The Ideal Cotswold
The Head should be wide between the eyes, and the eye itself, full, dark, and prominent, but mild and kindly, and in no way coarse between the eyes, but not too flat, and should run of much the same width to the nostrils, which must be well expanded and somewhat broader than the face, with the skin on the nose of a dark color. The cheek is full, and, as is the face, well covered with white hair; a just perceptible blue tinge on the cheek and around the eyes being rather "fancied." The ear, long, but not heavy, of medium thickness, and covered with the same short soft hair, should be carried well up, while black spots on the point of the ear are not considered objectionable.

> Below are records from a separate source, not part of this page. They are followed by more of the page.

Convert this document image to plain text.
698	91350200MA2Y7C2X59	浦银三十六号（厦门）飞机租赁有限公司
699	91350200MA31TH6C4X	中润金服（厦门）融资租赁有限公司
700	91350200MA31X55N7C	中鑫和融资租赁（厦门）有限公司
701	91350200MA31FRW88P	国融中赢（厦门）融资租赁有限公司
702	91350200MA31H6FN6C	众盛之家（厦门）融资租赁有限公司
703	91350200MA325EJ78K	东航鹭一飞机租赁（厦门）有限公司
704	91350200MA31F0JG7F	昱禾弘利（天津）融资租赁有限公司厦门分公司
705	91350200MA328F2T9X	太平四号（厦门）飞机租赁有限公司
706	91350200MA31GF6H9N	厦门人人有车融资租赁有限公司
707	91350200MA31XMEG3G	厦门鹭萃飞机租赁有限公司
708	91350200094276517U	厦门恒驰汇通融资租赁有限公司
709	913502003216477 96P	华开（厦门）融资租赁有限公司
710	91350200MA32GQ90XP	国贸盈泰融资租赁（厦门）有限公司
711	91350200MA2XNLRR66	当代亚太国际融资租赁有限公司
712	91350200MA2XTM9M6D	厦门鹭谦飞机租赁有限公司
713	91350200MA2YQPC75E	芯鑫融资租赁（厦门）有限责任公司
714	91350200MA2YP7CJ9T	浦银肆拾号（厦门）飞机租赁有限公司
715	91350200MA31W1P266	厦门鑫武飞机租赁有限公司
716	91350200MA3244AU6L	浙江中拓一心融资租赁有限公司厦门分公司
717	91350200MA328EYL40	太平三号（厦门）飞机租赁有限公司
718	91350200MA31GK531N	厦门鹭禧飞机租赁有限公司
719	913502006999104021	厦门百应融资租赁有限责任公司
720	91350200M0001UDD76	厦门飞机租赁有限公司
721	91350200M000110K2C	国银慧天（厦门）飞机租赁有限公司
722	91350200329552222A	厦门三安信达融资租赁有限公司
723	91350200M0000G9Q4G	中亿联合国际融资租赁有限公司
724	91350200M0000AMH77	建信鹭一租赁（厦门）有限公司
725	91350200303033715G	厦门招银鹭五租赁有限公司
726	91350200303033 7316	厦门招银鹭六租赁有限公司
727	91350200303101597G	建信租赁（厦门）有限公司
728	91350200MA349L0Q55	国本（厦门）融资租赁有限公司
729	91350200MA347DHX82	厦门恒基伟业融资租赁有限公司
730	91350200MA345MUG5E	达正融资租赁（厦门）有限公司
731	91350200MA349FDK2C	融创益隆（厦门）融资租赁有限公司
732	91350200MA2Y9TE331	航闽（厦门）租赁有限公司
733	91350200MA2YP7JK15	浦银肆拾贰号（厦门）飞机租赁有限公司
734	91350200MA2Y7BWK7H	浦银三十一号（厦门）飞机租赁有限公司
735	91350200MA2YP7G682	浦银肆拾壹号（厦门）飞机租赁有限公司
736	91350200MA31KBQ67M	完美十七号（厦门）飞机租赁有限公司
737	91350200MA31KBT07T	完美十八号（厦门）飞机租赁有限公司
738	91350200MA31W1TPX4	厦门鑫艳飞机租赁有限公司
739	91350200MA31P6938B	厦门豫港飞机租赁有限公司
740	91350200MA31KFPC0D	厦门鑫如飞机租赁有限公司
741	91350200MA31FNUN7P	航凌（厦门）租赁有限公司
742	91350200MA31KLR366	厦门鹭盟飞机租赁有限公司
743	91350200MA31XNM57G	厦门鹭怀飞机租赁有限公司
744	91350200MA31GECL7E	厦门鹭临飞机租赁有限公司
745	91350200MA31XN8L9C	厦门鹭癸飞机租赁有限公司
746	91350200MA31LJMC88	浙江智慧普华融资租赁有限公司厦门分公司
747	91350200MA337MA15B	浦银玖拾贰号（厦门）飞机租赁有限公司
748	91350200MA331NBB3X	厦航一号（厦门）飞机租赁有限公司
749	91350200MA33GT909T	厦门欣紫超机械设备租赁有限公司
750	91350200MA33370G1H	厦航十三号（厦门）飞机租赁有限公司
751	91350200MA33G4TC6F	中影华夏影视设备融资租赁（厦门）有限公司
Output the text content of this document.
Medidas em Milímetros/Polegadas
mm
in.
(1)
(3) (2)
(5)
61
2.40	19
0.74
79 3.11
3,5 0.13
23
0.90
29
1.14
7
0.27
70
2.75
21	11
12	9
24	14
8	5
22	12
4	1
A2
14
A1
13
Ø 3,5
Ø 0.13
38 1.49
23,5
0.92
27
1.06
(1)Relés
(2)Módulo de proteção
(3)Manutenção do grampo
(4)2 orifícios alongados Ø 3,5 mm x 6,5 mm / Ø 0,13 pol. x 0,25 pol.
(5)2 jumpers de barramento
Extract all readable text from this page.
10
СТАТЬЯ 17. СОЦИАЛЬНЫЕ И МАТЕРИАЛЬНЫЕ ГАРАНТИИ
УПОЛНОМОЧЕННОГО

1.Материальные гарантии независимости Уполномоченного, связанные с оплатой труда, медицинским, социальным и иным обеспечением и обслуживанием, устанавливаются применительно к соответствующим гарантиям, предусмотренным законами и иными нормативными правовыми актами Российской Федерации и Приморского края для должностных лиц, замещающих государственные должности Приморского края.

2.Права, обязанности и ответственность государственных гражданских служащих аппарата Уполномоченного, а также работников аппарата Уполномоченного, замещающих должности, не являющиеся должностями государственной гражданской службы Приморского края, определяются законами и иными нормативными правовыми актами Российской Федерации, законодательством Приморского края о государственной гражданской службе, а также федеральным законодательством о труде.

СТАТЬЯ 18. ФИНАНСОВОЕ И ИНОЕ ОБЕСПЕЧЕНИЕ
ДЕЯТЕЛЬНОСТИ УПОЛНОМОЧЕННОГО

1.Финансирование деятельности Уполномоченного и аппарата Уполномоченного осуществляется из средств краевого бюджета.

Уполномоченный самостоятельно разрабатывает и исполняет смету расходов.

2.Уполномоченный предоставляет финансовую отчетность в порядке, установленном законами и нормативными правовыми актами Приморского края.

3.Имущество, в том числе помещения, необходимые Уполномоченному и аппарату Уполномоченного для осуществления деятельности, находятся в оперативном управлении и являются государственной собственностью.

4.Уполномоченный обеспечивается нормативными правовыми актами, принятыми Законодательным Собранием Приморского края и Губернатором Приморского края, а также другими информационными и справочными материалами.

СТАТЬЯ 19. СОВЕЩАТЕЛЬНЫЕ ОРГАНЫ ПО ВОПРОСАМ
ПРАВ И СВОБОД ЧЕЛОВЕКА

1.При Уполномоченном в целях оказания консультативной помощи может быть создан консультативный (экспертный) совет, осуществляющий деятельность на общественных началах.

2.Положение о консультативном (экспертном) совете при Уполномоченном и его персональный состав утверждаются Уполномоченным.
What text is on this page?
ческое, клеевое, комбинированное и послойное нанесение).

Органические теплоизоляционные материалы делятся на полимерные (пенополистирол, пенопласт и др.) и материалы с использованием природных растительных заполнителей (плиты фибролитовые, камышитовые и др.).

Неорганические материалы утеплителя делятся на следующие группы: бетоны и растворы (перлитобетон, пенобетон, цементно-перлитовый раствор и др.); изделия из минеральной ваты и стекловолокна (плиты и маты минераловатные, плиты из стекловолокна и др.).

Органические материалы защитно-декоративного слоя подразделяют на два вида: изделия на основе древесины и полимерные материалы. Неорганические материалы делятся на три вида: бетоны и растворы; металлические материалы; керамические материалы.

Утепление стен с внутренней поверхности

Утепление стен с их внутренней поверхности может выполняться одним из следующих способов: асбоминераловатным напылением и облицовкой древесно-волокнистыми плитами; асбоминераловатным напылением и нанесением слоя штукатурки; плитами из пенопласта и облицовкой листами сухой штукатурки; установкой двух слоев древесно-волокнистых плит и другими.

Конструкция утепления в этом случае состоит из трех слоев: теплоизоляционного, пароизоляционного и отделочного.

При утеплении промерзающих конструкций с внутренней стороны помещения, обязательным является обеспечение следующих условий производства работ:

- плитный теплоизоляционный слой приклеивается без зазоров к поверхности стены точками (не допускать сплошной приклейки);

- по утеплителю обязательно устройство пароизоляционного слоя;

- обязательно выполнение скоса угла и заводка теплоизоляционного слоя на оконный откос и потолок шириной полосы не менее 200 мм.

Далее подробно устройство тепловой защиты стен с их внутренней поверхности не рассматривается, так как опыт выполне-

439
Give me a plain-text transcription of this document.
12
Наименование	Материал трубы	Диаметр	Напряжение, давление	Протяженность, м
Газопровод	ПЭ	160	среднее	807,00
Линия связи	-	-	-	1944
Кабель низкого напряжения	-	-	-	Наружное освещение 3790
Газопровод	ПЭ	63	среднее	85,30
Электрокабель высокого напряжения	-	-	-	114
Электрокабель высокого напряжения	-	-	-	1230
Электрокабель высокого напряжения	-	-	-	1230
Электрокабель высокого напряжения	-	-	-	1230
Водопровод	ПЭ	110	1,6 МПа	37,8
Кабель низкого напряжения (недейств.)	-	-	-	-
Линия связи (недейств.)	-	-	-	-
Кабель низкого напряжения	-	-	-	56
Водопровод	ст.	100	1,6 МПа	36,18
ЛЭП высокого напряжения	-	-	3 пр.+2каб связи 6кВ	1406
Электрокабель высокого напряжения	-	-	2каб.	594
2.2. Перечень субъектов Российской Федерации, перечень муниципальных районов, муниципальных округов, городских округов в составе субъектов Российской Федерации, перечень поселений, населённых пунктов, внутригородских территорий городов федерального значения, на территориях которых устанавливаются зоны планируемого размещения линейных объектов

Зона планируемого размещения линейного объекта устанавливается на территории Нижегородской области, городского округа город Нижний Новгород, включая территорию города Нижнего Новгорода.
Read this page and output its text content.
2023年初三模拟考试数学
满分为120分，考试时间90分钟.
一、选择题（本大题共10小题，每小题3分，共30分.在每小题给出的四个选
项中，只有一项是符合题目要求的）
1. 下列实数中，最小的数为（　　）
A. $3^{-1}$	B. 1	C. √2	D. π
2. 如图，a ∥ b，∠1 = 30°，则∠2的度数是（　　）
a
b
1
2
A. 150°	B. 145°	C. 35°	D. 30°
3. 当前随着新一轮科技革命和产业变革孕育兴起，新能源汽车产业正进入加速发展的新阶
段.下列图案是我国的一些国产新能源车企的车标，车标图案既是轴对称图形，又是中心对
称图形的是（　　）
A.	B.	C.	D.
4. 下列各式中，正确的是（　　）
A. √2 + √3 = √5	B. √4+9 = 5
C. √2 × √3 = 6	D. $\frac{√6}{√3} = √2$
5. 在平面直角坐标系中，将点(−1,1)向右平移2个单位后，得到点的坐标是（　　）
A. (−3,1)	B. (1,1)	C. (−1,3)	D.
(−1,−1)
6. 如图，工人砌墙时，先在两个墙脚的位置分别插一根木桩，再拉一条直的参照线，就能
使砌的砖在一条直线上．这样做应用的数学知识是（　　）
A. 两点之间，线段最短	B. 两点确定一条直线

The top of the head should not be coarse or bald, but covered with wool, not hair, and the Cotswold is to be distinguished by a fine tuft of wool on the forehead. The head should be sufficiently long to save it from being called short and thick, but it should not have a long lean appearance. Gray faces still crop up occasionally in all the best hill flocks.
The Neck should be big and muscular, and should be gently curved to enable the sheep to carry the head well up, thereby giving the animal a grand appearance. The neck should be slightly smaller at the ears than where it comes from the shoulders.
The Shoulder should lay well back, and the point of the shoulder should be well covered with flesh, as also the chines.
The Ribs should be deep, well sprung from the back;
The Hips and Loin wide and well covered with flesh.
The Rump should be carried out on a level with the back, giving the animal a square-looking frame.
The Leg of Mutton well let down to the hock, and thick on the outside.
The Legs, both front and hind, should be straight, moderate in length, well set outside the body. The pastern joints, both front and hind, should be short.
The Whole Body should have a firm, solid touch (not loose and flabby), and be well covered with a thick-set, long and lustrous wool.